We can also create our own moon lodges with trusted friends and family. We can create women-only spaces in which we give ourselves time to care for each other, connect with our creativity, and have stillness. Create a time and space outside of that of the crazy non-stop drive of marketised society. We can nurture and listen to each other in these spaces, share our stories and our histories in relation to our menstruation, our bodies, and our emotions. Reconnect with our feelings and each other massaging away the pain of trauma and shame. Transform spaces of strangers, isolation and competition into spaces of friendship, sharing and solidarity.
Holding our bodies, honouring our cycles and loving our life blood open up pathways to healing from the separations that create so much pain for ourselves, each other and the earth. In the process new and unimaginable intimacies and connections with our own bodies and each other will blossom.
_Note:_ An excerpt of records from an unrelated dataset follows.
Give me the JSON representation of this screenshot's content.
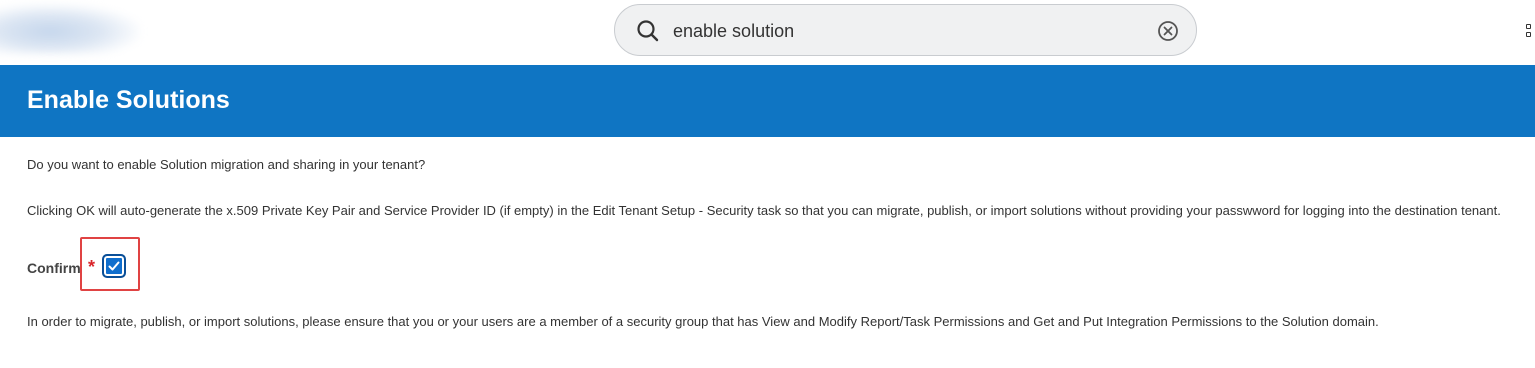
{
  "search": {
    "value": "enable solution",
    "icon": "search-icon",
    "clear_icon": "clear-icon"
  },
  "header": {
    "apps_icon": "apps-grid-icon"
  },
  "page": {
    "title": "Enable Solutions",
    "question": "Do you want to enable Solution migration and sharing in your tenant?",
    "description": "Clicking OK will auto-generate the x.509 Private Key Pair and Service Provider ID (if empty) in the Edit Tenant Setup - Security task so that you can migrate, publish, or import solutions without providing your passwword for logging into the destination tenant.",
    "confirm_label": "Confirm",
    "required_mark": "*",
    "confirm_checked": true,
    "note": "In order to migrate, publish, or import solutions, please ensure that you or your users are a member of a security group that has View and Modify Report/Task Permissions and Get and Put Integration Permissions to the Solution domain."
  },
  "colors": {
    "banner": "#0f75c3",
    "checkbox": "#0f6ecd",
    "required": "#d9252a",
    "highlight": "#e04343"
  }
}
Dedicated to my wild and free Sisters of Rhiannon. Thank you.
 Historically a moon lodge was in some ways the female counterpart to the Sweat Lodge ceremony. It was believed that women found their balance through menstruation in the Moon Lodge and also through honouring their moon time.
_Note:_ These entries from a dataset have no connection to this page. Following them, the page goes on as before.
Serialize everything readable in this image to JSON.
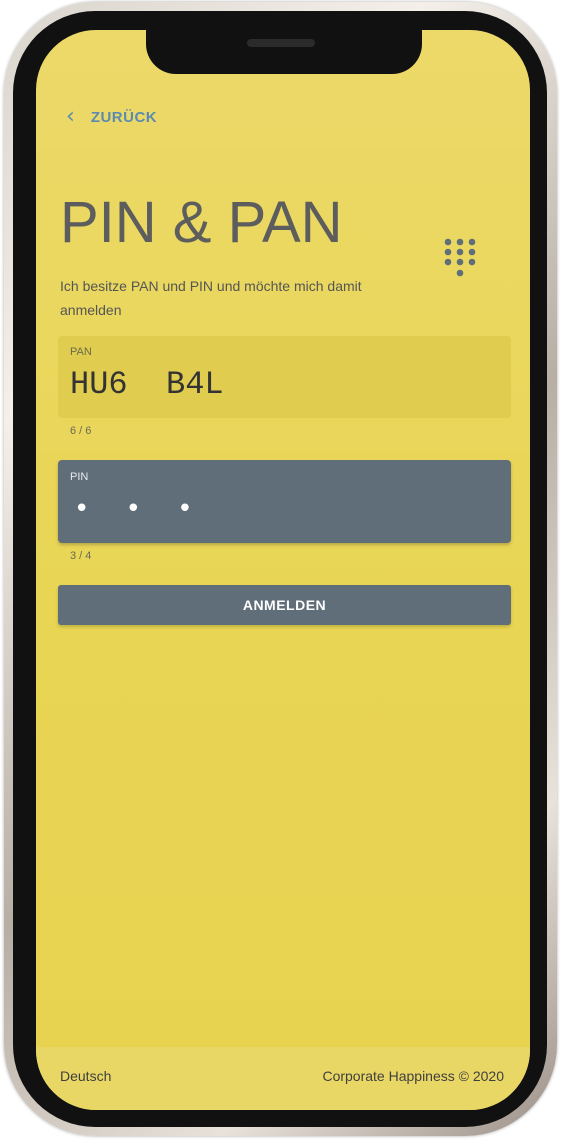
{
  "header": {
    "back_label": "ZURÜCK",
    "back_icon": "chevron-left-icon"
  },
  "main": {
    "title": "PIN & PAN",
    "keypad_icon": "dialpad-icon",
    "subtitle": "Ich besitze PAN und PIN und möchte mich damit anmelden"
  },
  "form": {
    "pan": {
      "label": "PAN",
      "value": "HU6  B4L",
      "counter": "6 / 6"
    },
    "pin": {
      "label": "PIN",
      "value": "• • •",
      "counter": "3 / 4"
    },
    "submit_label": "ANMELDEN"
  },
  "footer": {
    "language": "Deutsch",
    "copyright": "Corporate Happiness © 2020"
  },
  "colors": {
    "background": "#e8d553",
    "accent_link": "#5b8bb0",
    "field_active": "#5f6e78",
    "field_pan": "#e0cc4f"
  }
}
In modern Wicca, and many Pagan religions, the Maiden is seen as the virginal young woman, or girl, who has not yet awakened. She is all about enchantment and new beginnings, youthful ideas and enthusiasm. She is associated with the waxing phase of the lunar cycle, as the moon grows from dark to full.
The Mother is the next phase in a woman’s life. She is fertility and fecundity, abundance and growth, the gaining of knowledge. She is fulfilment — sexual, social, and emotional — and she is represented by the full moon. Springtime and early summer are her domain; as the earth becomes green and fertile, so does the Mother.
Finally, the Crone aspect is the final stage. She is the hag and the wise woman, the darkness of night, and eventually death. She is the waning moon, the chill of winter, the dying of the earth. In some forms of feminist spirituality, the Maiden/Mother/Crone is used as an example of society’s treatment of women. While the Maiden is revered and the Mother is honoured, the Crone is pushed aside and reviled. Many women are trying to turn that around and reclaim the title of Crone. Instead of allowing themselves to be “old ladies” at Cronehood, these women are taking back the notion that with age comes wisdom. They are vibrant, sexual, life-embracing women who are proud to be labelled as Crone. Instead of hiding in the shadows, they celebrate the later years of life.
 There are also, of course, communities and collectives who develop similar practices and live by cosmologies of inter-connectedness in the contemporary period.
 To read about these issues see amongst many publications, The Red Tent by Anita Diamant, Wetlands by Charlotte Roche, The Body Remembers by Babette Rothschild and Trusting the Tides by Anne Dickenson.